Former Jamaica PM: ‘I Don’t Like Dancehall’

Former Jamaican Prime Minister Edward Seaga

(JAMAICA GLEANER) Former Prime Minister Edward Seaga has made public his distaste for modern dancehall music, which he describes as lacking in substance.

“We seem to be searching, but fruitlessly. After a run of all the different basic rhythms that we have developed, we have cooled off into dancehall. I am not going to say anything disparaging about that except that I don’t like it.

“I am a man that when I think music, I think melody. I think lyrics. I think rhythm, but I see them all together, packaged in one thing, and my basic concept is that if you can’t whistle it, it is not music,” he declared during the recent official reopening of Things Jamaican at Devon House, St Andrew.

Seaga, who is credited with producing Many, Oh (Higgs and Wilson) in 1960, the first Jamaican hit record pressed on vinyl for commercial production, used the occasion to remind the audience of his formula for success, which has stood the test of time.

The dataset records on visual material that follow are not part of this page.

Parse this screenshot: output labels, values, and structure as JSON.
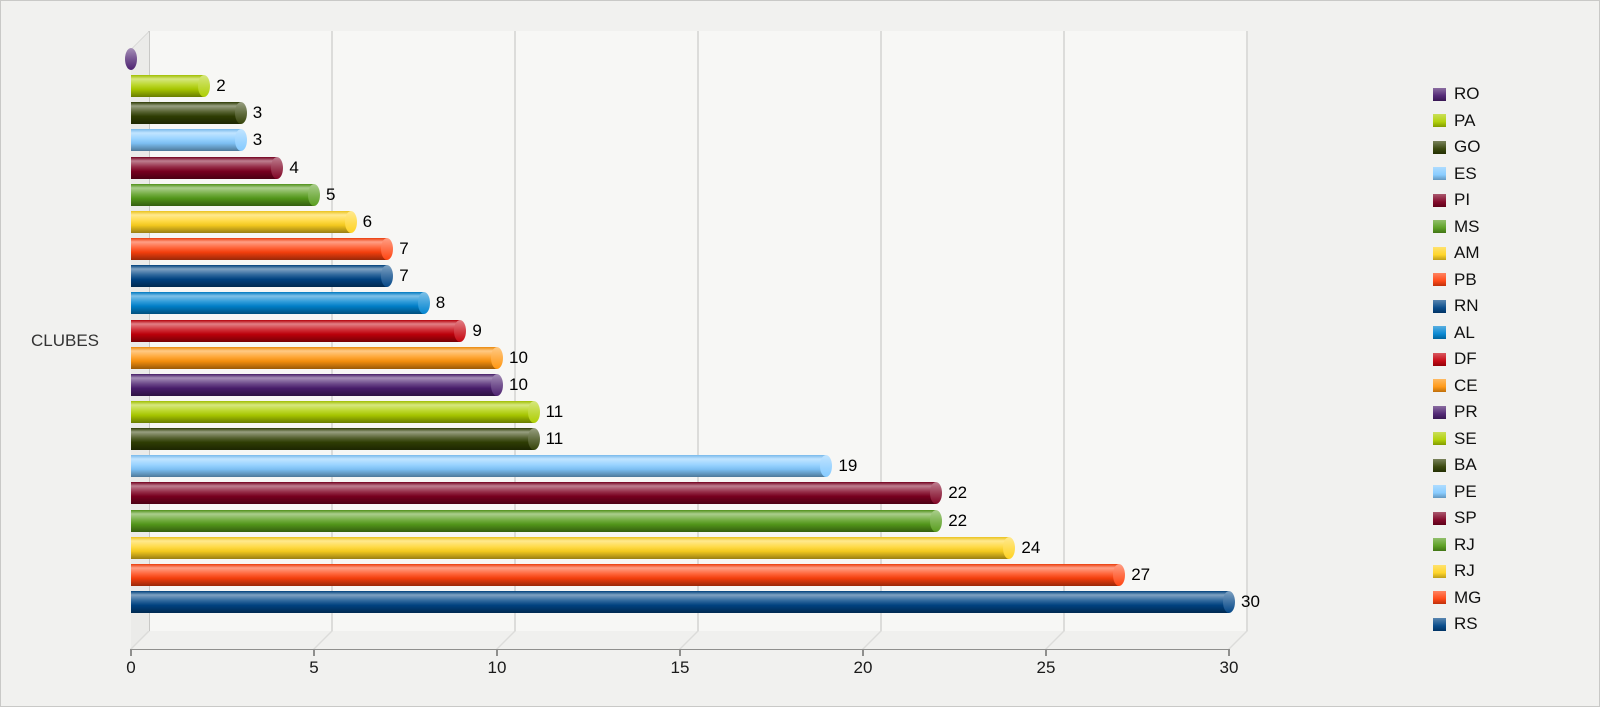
{
  "chart_data": {
    "type": "bar",
    "orientation": "horizontal",
    "style": "3d-cylinder",
    "title": "",
    "xlabel": "",
    "ylabel": "CLUBES",
    "xlim": [
      0,
      30
    ],
    "x_ticks": [
      "0",
      "5",
      "10",
      "15",
      "20",
      "25",
      "30"
    ],
    "grid": true,
    "legend_position": "right",
    "categories": [
      "RO",
      "PA",
      "GO",
      "ES",
      "PI",
      "MS",
      "AM",
      "PB",
      "RN",
      "AL",
      "DF",
      "CE",
      "PR",
      "SE",
      "BA",
      "PE",
      "SP",
      "RJ",
      "RJ",
      "MG",
      "RS"
    ],
    "values": [
      0,
      2,
      3,
      3,
      4,
      5,
      6,
      7,
      7,
      8,
      9,
      10,
      10,
      11,
      11,
      19,
      22,
      22,
      24,
      27,
      30
    ],
    "value_labels": [
      "",
      "2",
      "3",
      "3",
      "4",
      "5",
      "6",
      "7",
      "7",
      "8",
      "9",
      "10",
      "10",
      "11",
      "11",
      "19",
      "22",
      "22",
      "24",
      "27",
      "30"
    ],
    "colors": [
      "#4b1f6f",
      "#aecf00",
      "#314004",
      "#83caff",
      "#7e0021",
      "#579d1c",
      "#ffd320",
      "#ff420e",
      "#004586",
      "#0084d1",
      "#c5000b",
      "#ff950e",
      "#4b1f6f",
      "#aecf00",
      "#314004",
      "#83caff",
      "#7e0021",
      "#579d1c",
      "#ffd320",
      "#ff420e",
      "#004586"
    ],
    "background_color": "#f1f1ef"
  }
}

“I had to recognise that where you begin is not with the concept, but with the material, and the material in music is the tunes. The material is the folk music – and you heard some of it this evening being revived after such a long time – and a new version of Jamaican folk music, which I endorse.”

He was referring to a splendid rendition of mento classics performed by the Rhumbakah band, compromising young men from the Charlemont High School, St Catherine. Their spot-on rendition of favourites such as Sly Mongoose, complemented by their flawless performance of the accompanying age-old dance moves and mastery of instruments, elicited strong applause.

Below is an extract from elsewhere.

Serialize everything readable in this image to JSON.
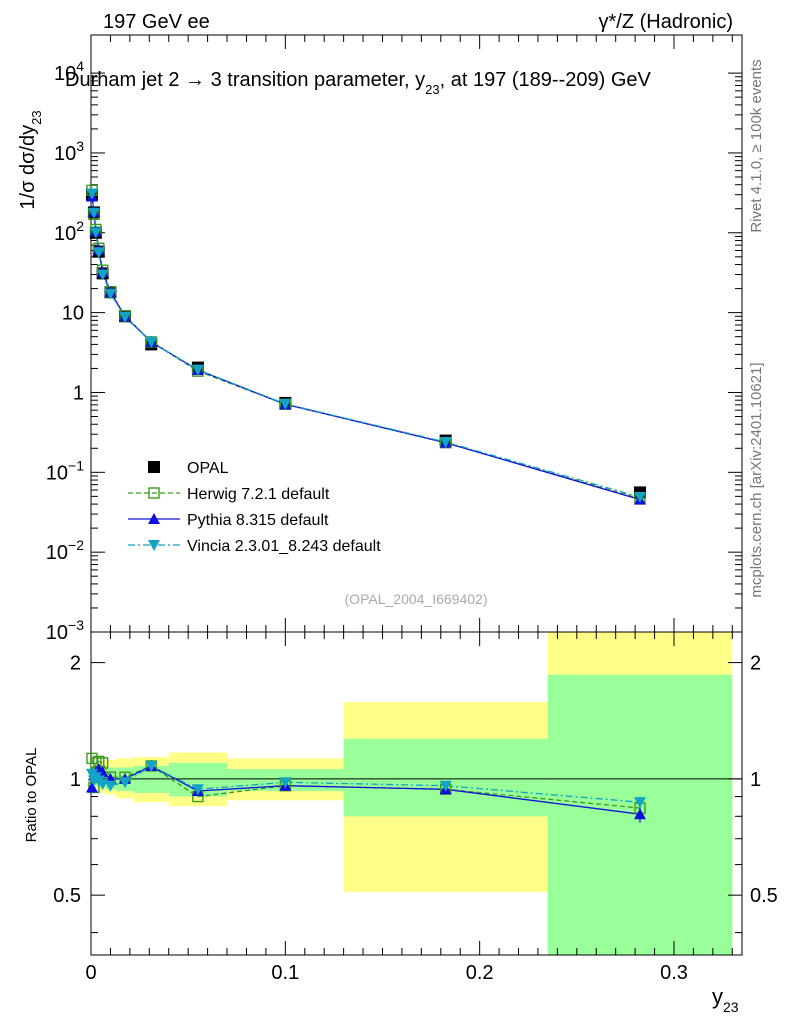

The elder statesman went on to explain that key to the success of the ska era was the bottom-up approach, which, he believes, is a template for development in other spheres of business.

“Once again, I turned my mind to get that music going at a different level, popular level, (because) not any and every Jamaican would be interested in the mento class of music, which the young men played here tonight. And the brand of Jamaican music that evolved, in which I played a part, has become not a sideline music. Not a marginal music, but a mainstream popular music, and it has become that because it has melody, it has rhythm, it has lyrics, and it had Bob Marley.

“Because in whatever you do, you need some stars, and if you don’t have the stars, you don’t have the attraction … . And I have always asked myself, ‘How come we hit the mainstream in the world without going into the level of the people who went to university and who are at the top of the ladder? How come is at the bottom of the ladder we had to start?’ That’s where the genius was!”

The former prime minister pointed out that Brand Jamaica was built on the creativity and hard work of ordinary Jamaicans through the avenues of culture and sports, with little support from corporate Jamaica.

“They are the ones who have put Jamaica where Jamaica is. We didn’t get there because of some rich merchant somewhere. We didn’t get there because of banks. They didn’t work with banks. They worked with their hands, but we got there because these people at that level had something to say about the environment in which they lived and to say it creatively, and so Jamaica today is well known.”